Starting to plan our annual charter in the Bahamas for May. Considering a charter starting in Nassau and ending in Georgetown Exumas. Or starting in Georgetown and ending in Nassau. Stopping at Snorkeling spots will be a priority for the trip. Any reason to choose one direction over the other in May?


----------



## RegisteredUser (Aug 16, 2010)

Either..but SE prevailing makes ggt to nas better


----------



## MarkofSeaLife (Nov 7, 2010)

Definitely Geotgetown to Nassau.


----------



## boatpoker (Jul 21, 2008)

Wow ! Four pots in a row with speeling errors


----------



## MarkofSeaLife (Nov 7, 2010)

boatpoker said:


> Wow ! Four pots in a row with speeling errors


I'm dyslexic. (truly). But my phone is worse.

:crying


----------



## midwesterner (Dec 14, 2015)

MarkofSeaLife said:


> boatpoker said:
> 
> 
> > Wow ! Four pots in a row with speeling errors
> ...


I can relate. I'm a dyslexic, agnostic, insomniac. It often keeps me awake at night, wondering if there really is a doG.


----------



## Don L (Aug 8, 2008)

I would start at the location you want to do most

Nassau - party, shop, be in the people scene 
GT - gunk hole beach’s and snorkeling 

Yes the SE wind on paper make going GT to Nassau easier ........ on paper.
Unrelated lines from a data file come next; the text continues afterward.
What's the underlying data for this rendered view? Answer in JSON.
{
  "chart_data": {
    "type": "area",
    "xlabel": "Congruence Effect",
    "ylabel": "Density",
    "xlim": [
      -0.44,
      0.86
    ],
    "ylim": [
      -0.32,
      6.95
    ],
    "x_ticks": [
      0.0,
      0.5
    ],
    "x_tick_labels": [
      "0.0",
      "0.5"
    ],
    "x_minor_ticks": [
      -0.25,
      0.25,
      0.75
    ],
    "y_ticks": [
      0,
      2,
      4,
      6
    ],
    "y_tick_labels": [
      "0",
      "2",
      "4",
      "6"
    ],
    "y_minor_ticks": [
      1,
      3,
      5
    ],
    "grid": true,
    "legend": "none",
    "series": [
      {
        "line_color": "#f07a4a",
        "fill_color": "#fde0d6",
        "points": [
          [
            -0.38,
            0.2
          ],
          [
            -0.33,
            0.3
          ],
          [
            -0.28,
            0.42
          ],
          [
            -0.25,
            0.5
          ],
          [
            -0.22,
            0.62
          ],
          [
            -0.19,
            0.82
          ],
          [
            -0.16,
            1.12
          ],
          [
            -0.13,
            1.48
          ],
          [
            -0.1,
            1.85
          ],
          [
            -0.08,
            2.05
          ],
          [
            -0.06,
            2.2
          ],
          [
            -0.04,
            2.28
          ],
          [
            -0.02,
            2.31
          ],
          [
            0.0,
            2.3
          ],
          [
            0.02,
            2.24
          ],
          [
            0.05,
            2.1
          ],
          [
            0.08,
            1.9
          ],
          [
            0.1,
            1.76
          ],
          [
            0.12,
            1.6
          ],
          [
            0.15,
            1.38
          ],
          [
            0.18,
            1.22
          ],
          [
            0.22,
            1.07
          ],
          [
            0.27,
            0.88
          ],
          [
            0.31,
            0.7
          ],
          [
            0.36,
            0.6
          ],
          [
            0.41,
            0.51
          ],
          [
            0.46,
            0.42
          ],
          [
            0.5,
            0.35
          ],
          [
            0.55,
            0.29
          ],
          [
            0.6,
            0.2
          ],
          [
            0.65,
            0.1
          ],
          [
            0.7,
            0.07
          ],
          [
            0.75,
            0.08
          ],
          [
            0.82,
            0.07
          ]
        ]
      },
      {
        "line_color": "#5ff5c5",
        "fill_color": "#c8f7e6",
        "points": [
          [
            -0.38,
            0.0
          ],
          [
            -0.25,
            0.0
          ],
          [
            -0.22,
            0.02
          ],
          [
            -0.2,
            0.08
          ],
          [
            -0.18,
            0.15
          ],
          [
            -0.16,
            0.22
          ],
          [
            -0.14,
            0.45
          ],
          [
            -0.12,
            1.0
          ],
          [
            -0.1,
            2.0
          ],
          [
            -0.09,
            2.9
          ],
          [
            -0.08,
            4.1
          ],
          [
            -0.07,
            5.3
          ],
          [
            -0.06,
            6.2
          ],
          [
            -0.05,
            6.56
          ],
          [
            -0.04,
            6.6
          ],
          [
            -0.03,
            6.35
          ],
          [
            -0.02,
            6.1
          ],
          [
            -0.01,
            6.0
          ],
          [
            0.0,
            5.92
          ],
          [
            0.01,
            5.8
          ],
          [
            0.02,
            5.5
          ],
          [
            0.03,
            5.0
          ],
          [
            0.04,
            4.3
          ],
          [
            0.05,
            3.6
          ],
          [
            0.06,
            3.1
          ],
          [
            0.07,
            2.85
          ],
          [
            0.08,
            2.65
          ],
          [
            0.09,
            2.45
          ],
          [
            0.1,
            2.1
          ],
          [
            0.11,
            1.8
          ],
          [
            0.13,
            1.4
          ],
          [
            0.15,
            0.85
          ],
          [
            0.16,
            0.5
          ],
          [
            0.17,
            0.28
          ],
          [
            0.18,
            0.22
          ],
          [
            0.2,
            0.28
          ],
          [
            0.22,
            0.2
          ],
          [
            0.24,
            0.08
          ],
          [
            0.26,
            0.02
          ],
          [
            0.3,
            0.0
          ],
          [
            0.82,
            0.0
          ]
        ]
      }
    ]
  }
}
But a charter trip is a schedule and it’s 50/50 at best it works out.


----------



## mbianka (Sep 19, 2014)

Don L said:


> I would start at the location you want to do most
> 
> Nassau - party, shop, be in the people scene
> GT - gunk hole beach's and snorkeling
> ...


We've done a number of Charters in the Exumas. Most starting off in Georgetown and one where we flew from Nassau to Staniel Cay and started there then flew back to Nassau from Norman's Cay. For my gal the charters are all about the snorkeling. We've certainly got our favorite spots. Shopping is not on the agenda. We plan to get off the boat in Nassau and head right to the airport.


----------